KEAP1, STK11, and NRF2 status define patients with KRASG12C-mutant NSCLC with markedly distinct outcomes to adagrasib. These results further support the use of genomic features-mutational and nonmutational-for the treatment selection of patients with KRASG12C-mutant NSCLC.
KRAS抑制剂正在彻底改变非小细胞肺癌(NSCLC)的治疗方式,但治疗疗效的临床基因组决定因素仍需持续探索。

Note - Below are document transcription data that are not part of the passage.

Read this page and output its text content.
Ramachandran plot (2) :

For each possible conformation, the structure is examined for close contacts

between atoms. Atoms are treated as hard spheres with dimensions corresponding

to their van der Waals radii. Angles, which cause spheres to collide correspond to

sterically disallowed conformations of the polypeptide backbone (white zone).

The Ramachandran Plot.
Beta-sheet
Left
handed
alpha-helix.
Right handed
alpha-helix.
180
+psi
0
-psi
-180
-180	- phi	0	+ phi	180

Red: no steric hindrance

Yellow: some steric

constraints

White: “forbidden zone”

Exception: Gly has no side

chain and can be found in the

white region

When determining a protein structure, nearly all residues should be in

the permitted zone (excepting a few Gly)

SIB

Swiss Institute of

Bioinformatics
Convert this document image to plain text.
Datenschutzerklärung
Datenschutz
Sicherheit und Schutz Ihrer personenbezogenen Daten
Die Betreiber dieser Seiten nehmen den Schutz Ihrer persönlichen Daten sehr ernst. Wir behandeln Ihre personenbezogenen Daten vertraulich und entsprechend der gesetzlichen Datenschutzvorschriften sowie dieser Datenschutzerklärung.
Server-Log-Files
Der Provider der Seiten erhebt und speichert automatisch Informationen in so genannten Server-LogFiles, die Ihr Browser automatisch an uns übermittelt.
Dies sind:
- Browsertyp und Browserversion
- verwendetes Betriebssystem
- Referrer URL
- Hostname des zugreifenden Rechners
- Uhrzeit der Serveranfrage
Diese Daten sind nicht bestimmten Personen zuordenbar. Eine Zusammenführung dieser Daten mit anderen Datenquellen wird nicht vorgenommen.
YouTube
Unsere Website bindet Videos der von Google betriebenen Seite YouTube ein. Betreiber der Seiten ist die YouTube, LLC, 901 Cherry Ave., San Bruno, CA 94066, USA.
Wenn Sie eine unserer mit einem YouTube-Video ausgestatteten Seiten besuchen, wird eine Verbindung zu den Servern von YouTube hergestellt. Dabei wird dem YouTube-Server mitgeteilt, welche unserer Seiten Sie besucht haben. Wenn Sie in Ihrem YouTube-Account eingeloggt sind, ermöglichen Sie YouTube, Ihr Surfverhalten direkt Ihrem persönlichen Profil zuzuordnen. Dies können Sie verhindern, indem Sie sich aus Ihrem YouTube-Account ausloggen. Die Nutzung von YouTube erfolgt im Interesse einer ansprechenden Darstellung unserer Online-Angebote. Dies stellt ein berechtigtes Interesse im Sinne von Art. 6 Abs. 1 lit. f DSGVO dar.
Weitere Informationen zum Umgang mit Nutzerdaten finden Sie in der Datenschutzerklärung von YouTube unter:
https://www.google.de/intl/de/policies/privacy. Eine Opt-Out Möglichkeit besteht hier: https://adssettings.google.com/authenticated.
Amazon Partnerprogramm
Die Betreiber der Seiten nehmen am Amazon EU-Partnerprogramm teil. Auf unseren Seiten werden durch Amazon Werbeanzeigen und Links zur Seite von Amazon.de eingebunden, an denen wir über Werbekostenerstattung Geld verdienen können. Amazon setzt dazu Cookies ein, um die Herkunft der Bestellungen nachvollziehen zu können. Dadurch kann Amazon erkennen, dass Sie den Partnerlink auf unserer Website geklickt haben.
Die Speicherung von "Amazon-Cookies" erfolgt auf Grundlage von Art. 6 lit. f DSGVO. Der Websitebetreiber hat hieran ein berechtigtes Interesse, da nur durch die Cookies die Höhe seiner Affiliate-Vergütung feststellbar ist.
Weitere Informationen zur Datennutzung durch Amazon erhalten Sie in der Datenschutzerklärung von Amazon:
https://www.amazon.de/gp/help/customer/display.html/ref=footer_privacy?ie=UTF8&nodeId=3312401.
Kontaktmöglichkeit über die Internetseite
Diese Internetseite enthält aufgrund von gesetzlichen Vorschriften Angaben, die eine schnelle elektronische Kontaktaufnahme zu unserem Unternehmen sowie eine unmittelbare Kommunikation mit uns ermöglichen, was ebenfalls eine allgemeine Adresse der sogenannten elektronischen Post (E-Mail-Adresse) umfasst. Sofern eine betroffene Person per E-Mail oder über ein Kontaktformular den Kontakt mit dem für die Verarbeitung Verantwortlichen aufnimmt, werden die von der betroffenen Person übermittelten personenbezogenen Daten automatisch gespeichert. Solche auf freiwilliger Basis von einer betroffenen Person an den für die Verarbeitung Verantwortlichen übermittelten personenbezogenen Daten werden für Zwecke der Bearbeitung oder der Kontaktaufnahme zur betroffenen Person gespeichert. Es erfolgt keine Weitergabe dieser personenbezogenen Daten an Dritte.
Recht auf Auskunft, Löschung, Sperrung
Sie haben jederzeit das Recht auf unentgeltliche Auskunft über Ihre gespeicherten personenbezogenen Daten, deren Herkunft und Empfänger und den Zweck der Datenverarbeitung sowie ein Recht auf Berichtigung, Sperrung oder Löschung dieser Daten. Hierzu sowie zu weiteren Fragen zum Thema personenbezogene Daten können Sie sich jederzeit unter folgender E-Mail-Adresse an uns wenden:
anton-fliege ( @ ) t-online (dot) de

分析接受阿达格拉西布治疗的晚期KRASG12C突变型NSCLC患者[KRYSTAL-1(NCT03785249)]。按照方案收集治疗前的二代测序数据。使用HTG EdgeSeq转录组分析试剂盒进行基因表达谱分析。临床终点包括客观缓解、无进展生存期(PFS)和总生存期(OS)。使用KRASG12C突变型NSCLC细胞系和异种移植模型进行敏感性分析和联合药物筛选。
KEAP1突变(KEAP1 MUT)和STK11突变(STK11MUT)与接受阿达格拉西布治疗后的生存期缩短相关[KEAP1:PFS 4.1个月对9.9个月,HR 2.7,P<0.01;OS 5.4个月对19.0个月,HR 3.6,P<0.01;STK11:PFS 4.2个月对11.0个月,HR 2.2,P<0.01;OS 9.8个月对未达到(NR),HR 2.6,P<0.01]。KEAP1野生型/STK11野生型(KEAP1WT/STK11WT)状态表明接受阿达格拉西布治疗的患者PFS(16.9个月)和OS(NR)显著更长。临床前分析进一步验证了KEAP1功能丧失与阿达格拉西布耐药之间的关联。在同时存在STK11和KEAP1共突变的NSCLC模型中,阿达格拉西布与mTOR抑制剂联合使用产生了更高的治疗疗效。即使在KEAP1野生型NSCLC患者中,NRF2高表达信号也与接受阿达格拉西布治疗后的生存期缩短相关(PFS:4.2个月对8.4个月,HR 2.0,P = 0.02;OS:6.5个月对19.0个月,HR 2.8,P<0.01)。KEAP1WT/STK11WT/NRF2低表达(KEAP1WT/STK11WT/NRF2LOW)状态确定了32%的患者接受阿达格拉西布治疗后的生存期更长(PFS 12.0个月对4.2个月,HR 0.2,P<0.01;OS NR对8.0个月,HR 0.1,P<0.01)。
KEAP1、STK11和NRF2状态可明确KRASG12C突变型NSCLC患者接受阿达格拉西布治疗后的显著不同结局。这些结果进一步支持利用基因组特征——突变和非突变特征——来选择KRASG12C突变型NSCLC患者的治疗方案。